If there isn't a trustworthy SNPs databse available yet (which is my case), this is what GATK recommends: You can bootstrap a database of known SNPs. Here's how it works: 1-First do an initial round of SNP calling on your original, unrecalibrated data. 2-Then take the SNPs that you have the highest confidence in and use that set as the database of known SNPs by feeding it as a VCF file to the base quality score recalibrator. 3-Finally, do a real round of SNP calling with the recalibrated data. These steps could be repeated several times until convergence.
Can anyone provide further details on these steps? (the second step in particular).
Kind regards. Luciano
On what platform did the sequencing take place? There were some publications in the last years (and comments here at biostars) that state that BSQR has negligible or no beneficial effects at all, as today's sequencing platforms create very trustworthy base quality scores.
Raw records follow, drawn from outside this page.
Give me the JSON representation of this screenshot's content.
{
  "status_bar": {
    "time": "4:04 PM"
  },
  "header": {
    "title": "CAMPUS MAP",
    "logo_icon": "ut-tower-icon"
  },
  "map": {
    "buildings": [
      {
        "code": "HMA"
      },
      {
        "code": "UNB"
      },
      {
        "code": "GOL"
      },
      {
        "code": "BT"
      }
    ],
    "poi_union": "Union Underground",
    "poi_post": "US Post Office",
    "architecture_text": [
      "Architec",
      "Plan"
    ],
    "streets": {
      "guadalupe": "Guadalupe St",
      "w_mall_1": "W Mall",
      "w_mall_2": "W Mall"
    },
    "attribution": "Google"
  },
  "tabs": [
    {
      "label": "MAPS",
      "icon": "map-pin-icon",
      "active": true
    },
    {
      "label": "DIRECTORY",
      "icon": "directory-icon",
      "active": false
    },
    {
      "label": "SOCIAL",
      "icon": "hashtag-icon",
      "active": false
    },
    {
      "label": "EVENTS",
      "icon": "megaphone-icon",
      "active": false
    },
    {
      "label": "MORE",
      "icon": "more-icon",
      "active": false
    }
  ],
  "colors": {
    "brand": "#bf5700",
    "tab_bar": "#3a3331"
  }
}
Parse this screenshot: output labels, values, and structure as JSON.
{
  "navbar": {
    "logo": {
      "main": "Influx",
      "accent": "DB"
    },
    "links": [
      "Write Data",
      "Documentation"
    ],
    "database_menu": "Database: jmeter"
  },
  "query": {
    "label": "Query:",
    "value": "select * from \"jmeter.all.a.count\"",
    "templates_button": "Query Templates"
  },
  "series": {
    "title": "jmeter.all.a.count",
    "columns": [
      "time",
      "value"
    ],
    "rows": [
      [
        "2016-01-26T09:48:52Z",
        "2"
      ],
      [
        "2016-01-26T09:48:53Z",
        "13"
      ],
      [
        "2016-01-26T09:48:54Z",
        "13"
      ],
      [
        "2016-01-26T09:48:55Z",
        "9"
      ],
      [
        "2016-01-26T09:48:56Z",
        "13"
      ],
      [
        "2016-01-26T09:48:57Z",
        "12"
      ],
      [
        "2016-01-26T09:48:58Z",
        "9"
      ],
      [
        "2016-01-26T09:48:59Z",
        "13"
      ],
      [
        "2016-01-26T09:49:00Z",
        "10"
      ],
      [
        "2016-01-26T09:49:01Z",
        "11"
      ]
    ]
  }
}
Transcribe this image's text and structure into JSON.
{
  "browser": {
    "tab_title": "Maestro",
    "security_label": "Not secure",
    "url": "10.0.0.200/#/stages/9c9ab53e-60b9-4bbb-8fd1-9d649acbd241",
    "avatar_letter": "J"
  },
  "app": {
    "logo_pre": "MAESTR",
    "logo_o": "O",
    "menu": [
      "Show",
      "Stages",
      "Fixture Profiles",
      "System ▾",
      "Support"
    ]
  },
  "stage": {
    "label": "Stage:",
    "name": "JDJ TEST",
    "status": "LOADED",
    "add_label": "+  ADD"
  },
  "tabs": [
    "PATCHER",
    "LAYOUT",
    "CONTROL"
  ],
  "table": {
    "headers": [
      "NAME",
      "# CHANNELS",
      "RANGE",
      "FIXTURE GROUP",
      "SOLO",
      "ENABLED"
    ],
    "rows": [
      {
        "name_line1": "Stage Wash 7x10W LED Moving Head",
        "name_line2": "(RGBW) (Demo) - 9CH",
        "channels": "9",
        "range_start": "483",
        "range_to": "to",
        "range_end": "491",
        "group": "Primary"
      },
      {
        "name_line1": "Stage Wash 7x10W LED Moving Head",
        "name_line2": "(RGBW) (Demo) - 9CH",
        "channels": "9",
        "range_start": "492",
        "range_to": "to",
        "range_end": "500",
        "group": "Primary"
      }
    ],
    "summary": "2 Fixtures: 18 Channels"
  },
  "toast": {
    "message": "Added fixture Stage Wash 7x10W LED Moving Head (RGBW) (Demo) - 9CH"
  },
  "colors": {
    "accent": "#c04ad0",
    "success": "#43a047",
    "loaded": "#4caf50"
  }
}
That does not surprise me; I have also found recalibration has little effect on variant calling in most cases.
I'd disagree with this, though. Illumina, in particular, tends to have extremely inaccurate quality scores on some platforms.
Ok, that was new to me. Are there any evaluations of base qualities available for the different Illuminas?
Here's an example for an early run on our NextSeq, compared to data from one of our HiSeq 2500's:
http://seqanswers.com/forums/showpost.php?p=156399&postcount=18
I've generated similar data for MiSeq, newer NextSeq runs (which are better than older ones), and NovaSeq, but they are kind of scattered around and I don't remember where they all are.
This is a link to our first NovaSeq run results, which has absurdly bad quality accuracy. That run also had an illumination failure, which excuses its low quality, but NOT the quality accuracy. However, a subsequent run did not have an illumination failure and the quality accuracy was extremely good (aside from the fact that it still only has 3 quality scores).
Thanks for your reply ATPoint, Sequencing was performed on a HiSeq 2500 with Sequencing v4 Chemistry. I was aware about the discussion on the real improvement of the dataset that Base Recalibration (BSQR) step provides. However still not very sure on how to generate a trustworthy vcf file to help me distinguish between real SNPs from sequencing errors.. I would appreciate if you have the cite for any paper discussing this issue. Thanks again!